L’action contre les mines en 2018
Les évolutions du déminage tiennent beaucoup aux mutations récentes des contextes d’intervention. Thomas Hugonnier, responsable du département Action contre les mines à HI, nous explique les caractéristiques du déminage aujourd’hui.
Les équipes de déminage de HI travaillent à la dépollution des restes explosifs de guerre dans les champs dans un village bombardé il y a une quinzaine d'années lors de l'intervention américaine en Irak. | © Blaise Kormann/L’illustré/HI
Je vais partir de deux exemples opposés : nous menons des opérations de déminage en Colombie depuis le début de l’année. Dans ce pays, nous collons à la lettre au Traité d’Ottawa[1]. Je veux dire par là que nos opérations de déminage suivent un processus de paix entre les anciennes parties prenantes au conflit : un accord a été signé en 2016 et les opérations de déminage humanitaire ont été lancées dans la foulée, permettant de libérer des terres, de réduire le nombre de victimes et les risques de tension entre anciens belligérants qui seraient causées par de nouvelles victimes. Le déminage humanitaire participe ainsi pleinement à la consolidation de la paix dans le pays. Il est même devenu un argument entre le gouvernement et l’ELN (Armée de libération nationale) qui n’a pas signé l’accord. Les deux parties proposent un « geste de paix » qui pourrait s’illustrer par du déminage humanitaire, et ceci permettrait de renforcer la confiance mutuelle…
Intervenir dans un pays en conflit
Au contraire, en Irak, nous menons des opérations de déminage depuis 2016 dans un contexte de guerre. L’Irak connait une contamination historique due aux conflits des années 80 et 90, puis une contamination récente liée au conflit actuel, marquée par le recours intense aux bombardements et à l’utilisation d’engins explosifs improvisés (EEI), ce qui expose les équipes de déminage humanitaire à de nouveaux défis techniques, mais aussi éthiques.
Principe de neutralité
En effet, pour intervenir, un certain nombre de principes s’imposent à nous.

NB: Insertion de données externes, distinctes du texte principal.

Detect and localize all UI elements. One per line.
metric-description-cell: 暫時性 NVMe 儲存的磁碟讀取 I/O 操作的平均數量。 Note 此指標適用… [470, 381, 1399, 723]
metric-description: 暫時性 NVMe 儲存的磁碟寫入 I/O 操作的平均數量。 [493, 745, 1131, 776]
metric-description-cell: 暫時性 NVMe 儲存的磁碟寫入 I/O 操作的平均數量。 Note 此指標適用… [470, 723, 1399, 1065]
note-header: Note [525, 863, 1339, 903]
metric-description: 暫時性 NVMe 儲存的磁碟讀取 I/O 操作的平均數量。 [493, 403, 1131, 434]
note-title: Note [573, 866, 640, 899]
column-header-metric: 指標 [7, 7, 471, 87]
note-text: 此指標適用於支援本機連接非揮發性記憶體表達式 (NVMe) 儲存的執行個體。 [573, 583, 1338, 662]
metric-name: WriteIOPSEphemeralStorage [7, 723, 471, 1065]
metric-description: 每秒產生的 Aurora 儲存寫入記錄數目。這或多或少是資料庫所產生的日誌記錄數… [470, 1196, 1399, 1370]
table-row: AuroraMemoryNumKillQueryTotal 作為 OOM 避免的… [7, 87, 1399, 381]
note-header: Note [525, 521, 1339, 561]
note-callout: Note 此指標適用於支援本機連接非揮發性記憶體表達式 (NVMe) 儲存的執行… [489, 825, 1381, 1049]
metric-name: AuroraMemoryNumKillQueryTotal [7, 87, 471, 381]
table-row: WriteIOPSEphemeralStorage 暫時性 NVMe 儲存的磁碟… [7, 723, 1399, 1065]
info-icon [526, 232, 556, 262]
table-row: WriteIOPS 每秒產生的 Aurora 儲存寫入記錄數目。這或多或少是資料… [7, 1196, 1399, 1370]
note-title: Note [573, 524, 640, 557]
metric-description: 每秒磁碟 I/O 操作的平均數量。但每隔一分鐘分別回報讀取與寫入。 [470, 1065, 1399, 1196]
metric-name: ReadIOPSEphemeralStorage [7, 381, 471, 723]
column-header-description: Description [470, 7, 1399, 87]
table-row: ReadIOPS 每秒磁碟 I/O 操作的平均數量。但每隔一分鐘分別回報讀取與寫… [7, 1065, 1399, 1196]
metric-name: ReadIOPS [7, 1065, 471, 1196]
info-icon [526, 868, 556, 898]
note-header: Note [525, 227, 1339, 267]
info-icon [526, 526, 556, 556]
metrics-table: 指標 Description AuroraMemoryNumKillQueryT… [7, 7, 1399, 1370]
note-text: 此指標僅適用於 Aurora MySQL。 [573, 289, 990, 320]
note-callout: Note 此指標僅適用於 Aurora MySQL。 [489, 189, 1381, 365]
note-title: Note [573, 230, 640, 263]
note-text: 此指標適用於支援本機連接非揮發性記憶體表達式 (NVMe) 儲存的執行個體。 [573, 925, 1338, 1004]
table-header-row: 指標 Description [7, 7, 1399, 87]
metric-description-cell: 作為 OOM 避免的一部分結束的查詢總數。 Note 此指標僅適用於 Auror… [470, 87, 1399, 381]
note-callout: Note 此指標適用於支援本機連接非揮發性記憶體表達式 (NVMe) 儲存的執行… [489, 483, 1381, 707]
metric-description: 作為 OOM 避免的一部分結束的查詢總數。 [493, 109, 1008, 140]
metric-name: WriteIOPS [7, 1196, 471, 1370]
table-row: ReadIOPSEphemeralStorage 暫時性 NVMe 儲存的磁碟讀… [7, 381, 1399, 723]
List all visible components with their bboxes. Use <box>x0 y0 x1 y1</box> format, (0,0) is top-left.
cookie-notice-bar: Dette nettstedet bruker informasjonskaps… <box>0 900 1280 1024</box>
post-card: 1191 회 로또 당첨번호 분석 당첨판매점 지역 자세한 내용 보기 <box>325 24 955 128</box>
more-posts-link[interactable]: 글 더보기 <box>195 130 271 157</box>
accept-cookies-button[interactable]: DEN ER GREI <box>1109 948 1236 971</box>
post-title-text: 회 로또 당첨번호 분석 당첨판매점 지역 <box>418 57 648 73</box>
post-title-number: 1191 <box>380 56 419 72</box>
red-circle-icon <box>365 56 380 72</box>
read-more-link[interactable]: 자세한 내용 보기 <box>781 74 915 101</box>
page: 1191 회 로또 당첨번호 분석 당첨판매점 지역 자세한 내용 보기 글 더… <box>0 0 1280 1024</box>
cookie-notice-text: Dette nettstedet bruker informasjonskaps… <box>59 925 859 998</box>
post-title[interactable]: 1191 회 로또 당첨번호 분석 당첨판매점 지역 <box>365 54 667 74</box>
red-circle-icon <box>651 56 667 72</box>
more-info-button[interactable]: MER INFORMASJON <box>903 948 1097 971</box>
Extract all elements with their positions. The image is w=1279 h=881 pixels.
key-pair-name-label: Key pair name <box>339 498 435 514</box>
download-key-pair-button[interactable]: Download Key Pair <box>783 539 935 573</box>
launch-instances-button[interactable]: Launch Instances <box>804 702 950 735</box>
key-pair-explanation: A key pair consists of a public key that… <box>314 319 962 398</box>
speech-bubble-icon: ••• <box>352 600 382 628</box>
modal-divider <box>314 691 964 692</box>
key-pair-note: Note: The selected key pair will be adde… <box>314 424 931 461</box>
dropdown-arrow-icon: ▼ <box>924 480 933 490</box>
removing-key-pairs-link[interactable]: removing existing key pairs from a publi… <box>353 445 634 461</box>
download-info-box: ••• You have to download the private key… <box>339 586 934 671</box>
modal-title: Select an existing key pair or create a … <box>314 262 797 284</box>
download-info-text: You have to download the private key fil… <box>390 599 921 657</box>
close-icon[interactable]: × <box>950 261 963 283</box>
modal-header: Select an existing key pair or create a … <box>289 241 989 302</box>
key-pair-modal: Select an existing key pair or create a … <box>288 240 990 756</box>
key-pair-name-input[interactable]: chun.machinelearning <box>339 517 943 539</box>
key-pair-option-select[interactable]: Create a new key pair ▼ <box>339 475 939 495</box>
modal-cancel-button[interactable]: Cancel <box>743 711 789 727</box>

Être particulièrement attentif à ce que la « neutralité » de HI soit évidente pour la population. Nous intervenons pour la sécurité des populations civiles, et jamais au bénéfice d’aucune partie prenante au conflit. C’est pourquoi nous menons nos opérations de déminage dans des zones qui ne sont plus des « zones d’hostilité actives », c’est à dire où il n’y a plus de front et de combats. Leur choix reposant sur une analyse fine des dynamiques du conflit pour nous permettre d’intervenir dans des zones stabilisées dans lesquelles les populations civiles tentent de retrouver une vie normale.
Deuxième principe, lutter contre les armes non-discriminantes. Le combat de HI contre les mines antipersonnel est avant tout motivé par le fait que cette arme touche indifféremment militaires et population civile. De la même manière, la plupart des EEI utilisés dans les conflits récents sont déclenchés par la victime elle-même lors de son passage, en activant un fil dissimulé ou en ouvrant une porte. Ainsi, nous considérons que ce type d’engins explosifs rentre dans le champ d’action du Traité d’Ottawa, et les victimes doivent être protégées par cette convention internationale Les EEI représentent également un enjeu technique : nos démineurs sont spécialement formés à ce qu’on appelle le Highly Risk Search : les « enquêtes à haut risque ». Car chaque mine improvisée est différente de l’autre et les détecter est une activité délicate.
Enfin, dernier principe, HI répond à la globalité des besoins humanitaires en Irak, le déminage étant seulement une partie de ces besoins. En Irak, HI fait de la réadaptation physique, du soutien post-traumatique, et du soutien en santé mentale et accompagnement psychosocial auprès des victimes du conflit.
La mobilisation citoyenne
HI mène la campagne Stop Bombing Civilians contre les bombardements des civils et appelle les citoyens à signer la pétition pour faire pression sur les Etats et les inciter à s’engager contre l’utilisation des armes explosives en zones peuplées, pratique aveugle qui tue et blesse en grande majorité des civils. En 2016, 43 000 personnes ont été tuées ou blessées par des armes explosives. Quand elles sont utilisées en zones peuplées, les armes explosives tuent à 92 % des civils. Dites non aux bombardements des civils, signez la pétition.
[1] Le Traité d’Ottawa interdit l'acquisition, la production, le stockage et l'utilisation des mines antipersonnel. Le Traité a été ouvert à signature le 3 décembre 1997. Il est entré en vigueur le 1er mars 1999. 163 États en sont signataires. 162 sont États parties au Traité. Entre autres obligations, le Traité demande aux Etats parties de déminer leurs territoires contaminés en 10 ans.